Don't get me wrong. If Looking Glass had been exciting, I would have talked more about it. It wasn't and I don't think it matters. What did matter, as I said in the article, was StarOffice which, by the way, is its own desktop.

—Sid info@linuxjournal.com

Summit Article

Fabulous! I wish I'd been there!

—Tim O'Reilly, O'Reilly & Associatestim@ora.com

Small Error

I believe that the “Best of Tech Support” column in the May 1998 LJ contains a small error. Regarding the question of Linux's behaviour when a file system is infected with an MS-DOS virus, Chad Robinson states that because Linux spreads file system meta-data more evenly throughout the physical disc, “random potshots” are more likely to cause corruption of the meta-data. This is misleading, in that if the amounts of meta-data were the same, the probability of a potshot hitting the part of an MS-DOS file system containing meta-data is equal to that of it hitting more evenly distributed meta-data on an EXT2 file system. “Concentration” does not affect the probability, only the amount of meta-data.

—Sidney Cammeresicammeres@uiuc.edu

Concerning LTE Issue 50

Simon Maurice in the June 1998 LJ criticizes Red Hat v5.0 for perceived shortcomings. Is he truly serious in saying that Red Hat's RPMS is a “Microsoft-like effort”? I think the package management system is one of the features that puts Red Hat distributions at or near the top of the pile. Where are all the bugs he alleges? I've found a few wrinkles, but nothing I'd call a serious bug.

As to the alleged problems with the actual distribution, I have run both the v4.2 and the v5.0 distributions as “official/supported” releases. I haven't applied any patches—yet my system is so stable it hasn't crashed since March 1998 when RH5.0 was installed. (Which is more than I can say for my Windows NT4 system.)

However, I do agree that Red Hat should be more polite when it comes to customer (e-mail) support. I asked several questions about the v4.2 distribution and was curtly told the questions were outside the support structure and to try the mailing lists. I wasn't happy with that answer, but it taught me to go to the documented sources first.

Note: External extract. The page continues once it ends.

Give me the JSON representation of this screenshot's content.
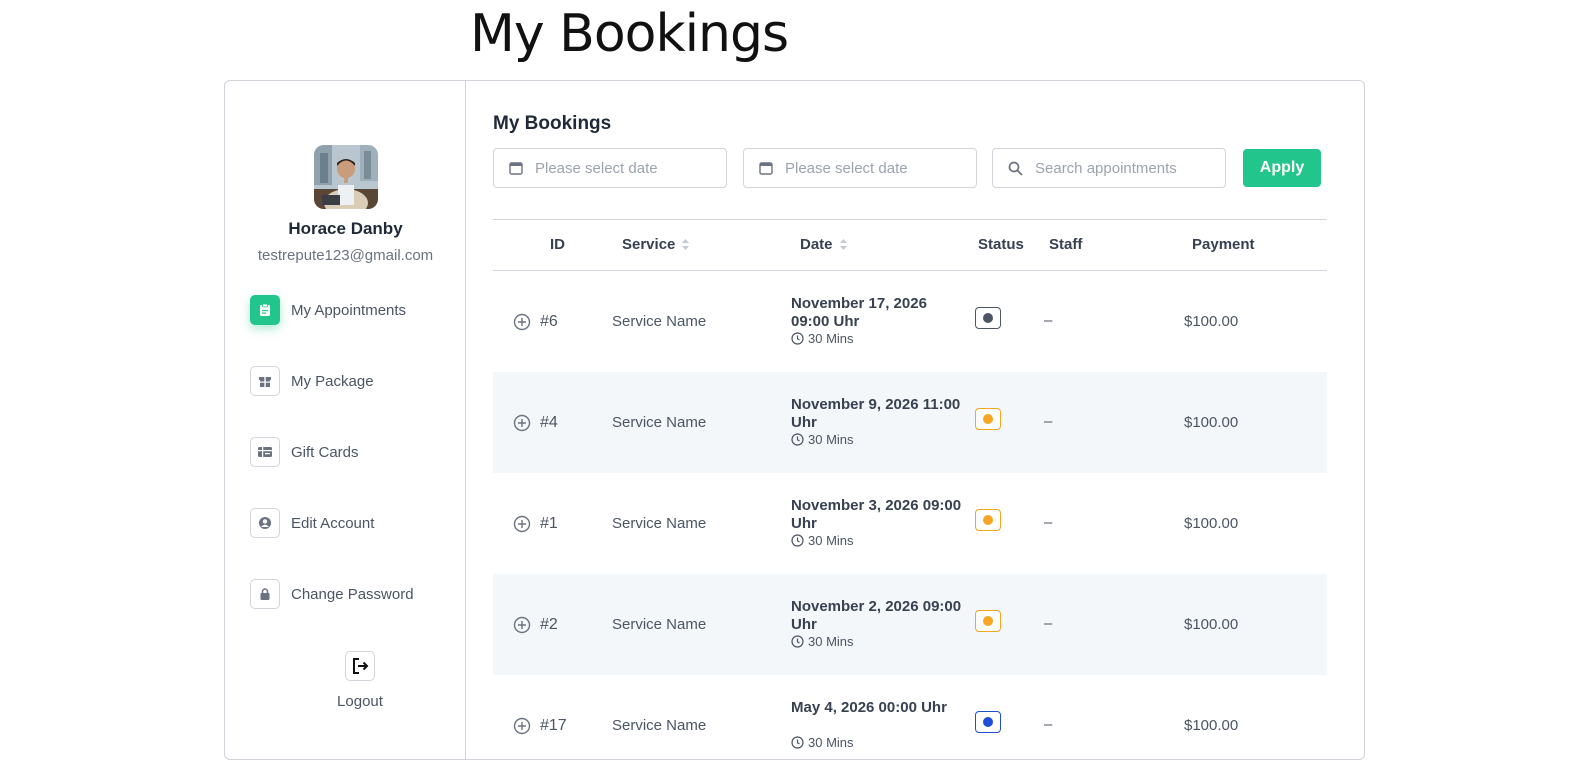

For $50 or so, Red Hat's distribution is by many orders of magnitude easier to use and install than the first distribution of Linux I bought back in 1993 (Trans Ameritech, v0.90 kernel). Compared to commercial operating systems (e.g., SCO, Windows NT), there is no comparison, whether for value for money, stability or user support. Where else but in the Linux community can you get bug fixes (if they are needed) so quickly?

—Alan Nutleyanutley@halenet.com.au

BTS Comment

I just received the June 1998 LJ (love> that airmail delivery folks). In “Best of Technical Support”, Chad Robinson and Pierre Ficheux both gave useful answers to “how do I back up NT and Linux”. However, you should know that the AMANDA package (Advanced Maryland Automated Network Disk Archiver, http://www.amanda.org/) works well with NT as well as with just about any flavour of UNIX. The current release version is 2.4.0 (with 2.4.1 in snapshot development form), and people all over the world are using it to back up all sorts of machines.